We have all seen some news about problems caused by quick loans in this country, but if you happen to have a steady income it is likely that you have never actually taken one. Firstly, what is a quick loan?
Also known as a payday loan (or pikavippi in Finnish) it is a smaller sum of money –usually between 50 and 3,000 euros – put on your account almost instantly by one of the over 80 quick credit companies in Finland. So, how does a quick loan differ from a regular loan?
On the first glance it sounds like a good option to take, especially if you are unemployed or have a payment default; in such a case it is likely to be the only loan you can get. If you do happen to be eligible for a bank loan, keep in mind that banks aren’t fond of giving loans smaller than 3,000 euros and to get that you have to visit the bank, have your credit details checked and show your ability pay it back. All this while a quick loan is only a text message away.
Another major difference comes in the interest rate; quick loans are given with a yearly interest of 300-1,500 per cent. There have been some cases where the yearly interest has been as high as 10,000 per cent, whilst only the two-week interest of 300 per cent was mentioned to the borrowers. Banks keep their yearly interest at the lower tens.
Quick loans have been a frequent topic in tabloids due to the growing amount of people that find it hard to keep up with the payments of their debts; these are usually young adults with little experience in handling their own finance. People would often take quick loans during late hours while drunk to pay for their night out. Night lending (from 23:00-07:00) has since been banned.
Since the arrival of quick lending in Finland in 2005, legislation has tried to keep up with the problems they have caused. This has been done by installing mandatory registration for credit companies, who must declare clearly the true yearly interest of the loan, in addition to checking the loan taker’s identity and withholding lending during the night.

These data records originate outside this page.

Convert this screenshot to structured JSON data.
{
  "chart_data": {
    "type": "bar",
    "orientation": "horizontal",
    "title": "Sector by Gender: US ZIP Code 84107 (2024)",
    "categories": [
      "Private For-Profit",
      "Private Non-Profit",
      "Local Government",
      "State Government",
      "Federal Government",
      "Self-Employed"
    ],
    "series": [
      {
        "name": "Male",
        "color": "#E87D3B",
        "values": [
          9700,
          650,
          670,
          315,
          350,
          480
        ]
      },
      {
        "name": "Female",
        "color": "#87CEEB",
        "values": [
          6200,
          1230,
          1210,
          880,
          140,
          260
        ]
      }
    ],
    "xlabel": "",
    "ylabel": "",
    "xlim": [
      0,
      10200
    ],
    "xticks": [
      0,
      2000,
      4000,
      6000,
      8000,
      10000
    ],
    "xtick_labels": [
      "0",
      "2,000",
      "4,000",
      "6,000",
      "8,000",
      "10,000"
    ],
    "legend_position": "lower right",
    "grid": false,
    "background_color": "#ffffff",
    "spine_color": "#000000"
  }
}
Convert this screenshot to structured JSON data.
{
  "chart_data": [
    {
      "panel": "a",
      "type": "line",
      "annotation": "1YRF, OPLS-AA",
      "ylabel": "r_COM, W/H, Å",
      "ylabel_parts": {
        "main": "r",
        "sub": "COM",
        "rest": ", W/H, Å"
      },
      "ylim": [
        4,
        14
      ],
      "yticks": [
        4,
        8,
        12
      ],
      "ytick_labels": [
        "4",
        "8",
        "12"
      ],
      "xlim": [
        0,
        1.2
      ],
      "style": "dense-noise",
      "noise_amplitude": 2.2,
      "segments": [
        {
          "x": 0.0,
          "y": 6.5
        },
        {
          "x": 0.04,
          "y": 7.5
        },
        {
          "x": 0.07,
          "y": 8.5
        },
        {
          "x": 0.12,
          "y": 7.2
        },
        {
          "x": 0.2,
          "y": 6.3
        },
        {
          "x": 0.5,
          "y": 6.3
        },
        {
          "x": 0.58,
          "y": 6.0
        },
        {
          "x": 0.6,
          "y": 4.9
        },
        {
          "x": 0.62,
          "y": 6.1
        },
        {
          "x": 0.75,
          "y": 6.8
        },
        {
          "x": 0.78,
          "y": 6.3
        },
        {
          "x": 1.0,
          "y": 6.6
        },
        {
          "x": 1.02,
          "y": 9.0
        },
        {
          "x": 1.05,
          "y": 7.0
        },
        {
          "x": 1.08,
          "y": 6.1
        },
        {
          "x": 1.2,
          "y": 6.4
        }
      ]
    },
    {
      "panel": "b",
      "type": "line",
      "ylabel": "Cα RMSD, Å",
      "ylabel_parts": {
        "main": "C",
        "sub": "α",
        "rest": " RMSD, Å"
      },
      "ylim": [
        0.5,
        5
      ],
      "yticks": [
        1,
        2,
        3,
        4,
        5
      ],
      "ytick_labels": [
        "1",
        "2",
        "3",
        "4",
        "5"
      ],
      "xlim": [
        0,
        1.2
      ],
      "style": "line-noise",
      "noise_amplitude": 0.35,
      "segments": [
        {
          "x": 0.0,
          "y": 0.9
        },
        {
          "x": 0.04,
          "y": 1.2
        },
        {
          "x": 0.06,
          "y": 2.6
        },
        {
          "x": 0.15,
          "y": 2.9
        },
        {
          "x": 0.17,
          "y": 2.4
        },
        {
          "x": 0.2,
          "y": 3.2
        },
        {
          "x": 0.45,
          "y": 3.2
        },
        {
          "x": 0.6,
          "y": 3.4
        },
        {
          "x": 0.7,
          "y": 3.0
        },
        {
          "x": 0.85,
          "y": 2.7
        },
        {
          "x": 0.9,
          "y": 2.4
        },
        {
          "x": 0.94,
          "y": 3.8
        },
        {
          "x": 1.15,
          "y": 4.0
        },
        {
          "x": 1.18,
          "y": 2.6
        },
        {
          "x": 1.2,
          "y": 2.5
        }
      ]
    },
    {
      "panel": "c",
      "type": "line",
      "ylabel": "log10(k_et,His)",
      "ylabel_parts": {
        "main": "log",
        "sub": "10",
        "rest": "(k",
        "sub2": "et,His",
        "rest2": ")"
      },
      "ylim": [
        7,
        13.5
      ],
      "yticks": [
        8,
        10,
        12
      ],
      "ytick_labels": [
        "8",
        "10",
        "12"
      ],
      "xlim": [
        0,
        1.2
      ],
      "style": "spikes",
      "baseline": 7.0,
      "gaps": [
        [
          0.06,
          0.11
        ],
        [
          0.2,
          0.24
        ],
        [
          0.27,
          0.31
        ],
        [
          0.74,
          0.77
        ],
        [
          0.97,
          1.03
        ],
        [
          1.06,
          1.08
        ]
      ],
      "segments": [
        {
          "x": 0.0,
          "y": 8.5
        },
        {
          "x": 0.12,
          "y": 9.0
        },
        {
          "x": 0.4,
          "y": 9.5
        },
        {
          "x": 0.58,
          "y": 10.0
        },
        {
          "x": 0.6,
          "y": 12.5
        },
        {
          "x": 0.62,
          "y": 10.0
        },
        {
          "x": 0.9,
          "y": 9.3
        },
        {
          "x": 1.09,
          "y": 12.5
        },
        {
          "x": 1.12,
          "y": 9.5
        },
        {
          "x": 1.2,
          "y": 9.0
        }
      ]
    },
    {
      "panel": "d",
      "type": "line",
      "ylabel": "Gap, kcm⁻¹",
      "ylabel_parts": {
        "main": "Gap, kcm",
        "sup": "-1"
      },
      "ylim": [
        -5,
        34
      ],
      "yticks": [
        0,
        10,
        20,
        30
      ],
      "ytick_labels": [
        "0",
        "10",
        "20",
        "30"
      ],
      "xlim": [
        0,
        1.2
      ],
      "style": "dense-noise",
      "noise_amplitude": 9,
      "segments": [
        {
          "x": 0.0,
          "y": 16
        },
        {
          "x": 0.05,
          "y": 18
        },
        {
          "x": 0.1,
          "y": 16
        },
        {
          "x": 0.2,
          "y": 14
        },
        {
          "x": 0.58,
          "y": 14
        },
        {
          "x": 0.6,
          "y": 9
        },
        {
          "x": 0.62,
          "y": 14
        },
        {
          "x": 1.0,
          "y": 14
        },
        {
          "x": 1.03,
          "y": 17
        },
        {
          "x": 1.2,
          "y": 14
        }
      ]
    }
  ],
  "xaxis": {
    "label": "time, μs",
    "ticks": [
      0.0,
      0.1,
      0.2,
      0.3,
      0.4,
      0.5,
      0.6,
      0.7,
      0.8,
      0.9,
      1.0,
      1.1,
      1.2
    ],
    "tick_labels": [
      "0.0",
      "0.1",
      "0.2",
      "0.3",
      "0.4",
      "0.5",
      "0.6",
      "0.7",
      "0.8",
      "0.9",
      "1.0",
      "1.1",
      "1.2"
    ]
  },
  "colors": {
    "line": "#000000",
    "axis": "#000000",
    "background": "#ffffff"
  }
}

Some credit companies have been under police investigation due to claims of usury. According to Helsingin Sanomat the owners or heads of at least six quick lending companies were linked to debt collecting agencies, through which they could make a higher return. Some companies have also been taking additional collection fees, which are against the law.
At the moment the parliament is processing two initiatives concerning quick loans; one proposes to tighten the regulation surrounding these loans, while the other seeks to ban them entirely. One feasible solution can be found on the other side of the pond; in Sweden quick loans are not available for people under 30 years of age.